Wir kommen dann zu dem Beitrag der FDP-Fraktion. Der Abgeordnete Herr Franke hat das Wort. Bitte schön, Herr Franke.

Herr Präsident! Sehr geehrte Damen und Herren! Ich gehe jetzt nicht auf die Rede von Frau Hunger ein.

(Herr Kosmehl, FDP: Doch, doch!)

Wir hatten am Montag dieser Woche die Energiekonferenz. Ich glaube, dort wurde die Energielücke, die uns erwartet, sehr deutlich dargestellt. Die Atomenergie wird wegfallen und die erneuerbaren Energien werden diese Lücke in den nächsten 20, 30 Jahren nicht füllen können. Wir werden damit weder das Problem der Versorgungssicherheit noch das Problem des Klimawandels bzw. der CO2-Emissionen in die Luft lösen. Damit bin ich eigentlich bei dem Antrag.

Ich bin jetzt doch ein bisschen durcheinander gekommen durch die Behauptung, wir würden die Altmark auf der Basis nachwachsender Rohstoffe und erneuerbarer Energien mit Strom versorgen können. Das ist an den Haaren herbeigezogen.

(Herr Dr. Thiel, DIE LINKE: Das hat keiner ge- sagt, Herr Franke!)

Dem Antrag der Fraktionen der CDU und der SPD zur Inbetriebnahme des Vattenfall-Kohlekraftwerkes in der Lausitz und zu den Konsequenzen für die Energiepolitik in Sachsen-Anhalt, verbunden mit der Bitte an die Landesregierung, im Wirtschaftsausschuss darüber zu berichten, stimmt die FDP in vollem Maße zu. Wir gehen dabei mit.

(Zuruf von Frau Weiß, CDU)

Sehr Skeptisch sehen wir allerdings den Prozess von CCS unter vielen Aspekten.
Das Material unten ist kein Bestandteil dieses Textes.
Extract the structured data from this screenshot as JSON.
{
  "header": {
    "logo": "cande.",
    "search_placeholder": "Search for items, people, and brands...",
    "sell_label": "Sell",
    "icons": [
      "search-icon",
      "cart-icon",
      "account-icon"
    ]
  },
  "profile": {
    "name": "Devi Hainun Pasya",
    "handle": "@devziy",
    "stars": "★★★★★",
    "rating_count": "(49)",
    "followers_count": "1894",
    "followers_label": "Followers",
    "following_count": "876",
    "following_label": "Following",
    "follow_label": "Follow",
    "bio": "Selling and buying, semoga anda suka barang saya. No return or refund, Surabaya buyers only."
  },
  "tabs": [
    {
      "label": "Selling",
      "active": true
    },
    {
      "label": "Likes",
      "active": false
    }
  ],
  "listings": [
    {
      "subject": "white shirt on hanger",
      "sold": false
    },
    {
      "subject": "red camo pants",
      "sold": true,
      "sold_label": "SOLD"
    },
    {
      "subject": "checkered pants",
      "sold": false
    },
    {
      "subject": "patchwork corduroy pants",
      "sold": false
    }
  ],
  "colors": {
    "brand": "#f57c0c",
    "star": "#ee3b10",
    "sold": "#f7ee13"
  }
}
Die meisten davon sind heute schon angesprochen worden. Dass es auf der einen Seite eine Brückentechnologie sein kann, dass auf der anderen Seite noch eine ganze Menge Fragen offen sind, ist von vielen meiner Vorredner dargestellt worden. CCS ist durch das Kyoto-Protokoll nicht berücksichtigt worden.

Die erneuerbaren Energien - um wieder darauf zurückzukommen - und eine Effizienzsteigerung bei den erneuerbaren Energien bringen höhere Beiträge für den Klimaschutz als eine Abscheidung von CO2 bei den Kraftwerken. Ich beziehe mich hierbei im Übrigen - Frau Hunger hatte ihn schon erwähnt - auf den Bericht des Ausschusses für Bildung und Forschung des Bundestages - Technikfolgenabschätzung - bzw. auf eine Forschungsarbeit im Auftrag des Bundesministeriums für Umwelt, Naturschutz und Reaktorsicherheit, wo all die Fakten noch einmal deutlich aufgeführt wurden.
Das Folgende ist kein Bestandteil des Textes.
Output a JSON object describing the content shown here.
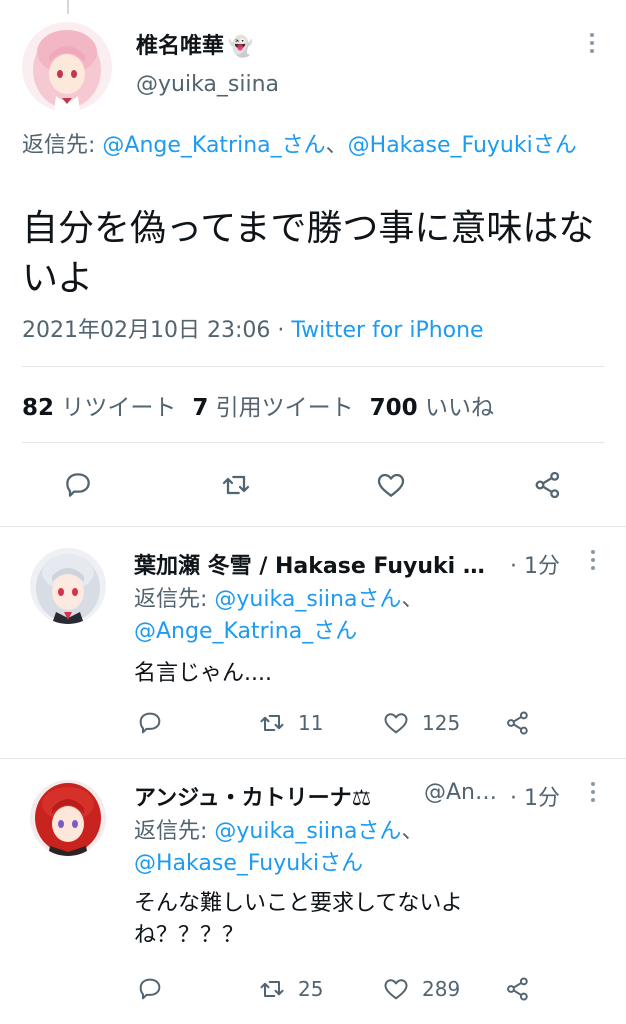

Wir haben einen erheblichen Forschungsbedarf. Das wurde schon mehrmals festgestellt. Die Wissensdefizite gerade im Bereich der geologischen Lagerung sind noch enorm. Dass eine großtechnische Reife erst in 15 bis 20 Jahren erreicht werden kann, ist auch gesagt worden.

Frau Hunger hatte gesagt, die Stromgestehungskosten seien um 50 % höher. Das betrifft den Fall, dass die Energieerzeugung über Erdgaskraftwerke erfolgt. Bei Kohlekraftwerken geht es um eine Verdopplung des Preises.

Da frage ich mich: Wie funktioniert das nachher mit der Wettbewerbsfähigkeit zwischen Kohlekraftwerken, die keine Abscheider für CO2 haben, und den Kraftwerken, die mit der CCS-Technologie ausgestattet sind? - Erreicht werden kann doch eine Förderung nur, wenn man den Weg der CO2-Vermeidung belohnt, indem die CO2Zertifikate so teuer werden, dass die Kraftwerke mit CCS-Technologie im Wettbewerb mit den konventionellen Kraftwerken standhalten können.

Ob das der Weg ist, den wir wollen, weiß ich nicht. Wenn ich die Stimmung in der Bevölkerung zur Entwicklung der Strompreise richtig wahrnehme, stellen sich bei mir viele Fragen. Im Hinblick auf die Verdopplung der Strompreise, die ich schon nannte, kann ich auch nicht mitgehen.

Meine Redezeit geht zu Ende; ich habe noch gar nicht viel geschafft,

(Heiterkeit)

vor allen Dingen, was die Sicherheitsfragen betrifft.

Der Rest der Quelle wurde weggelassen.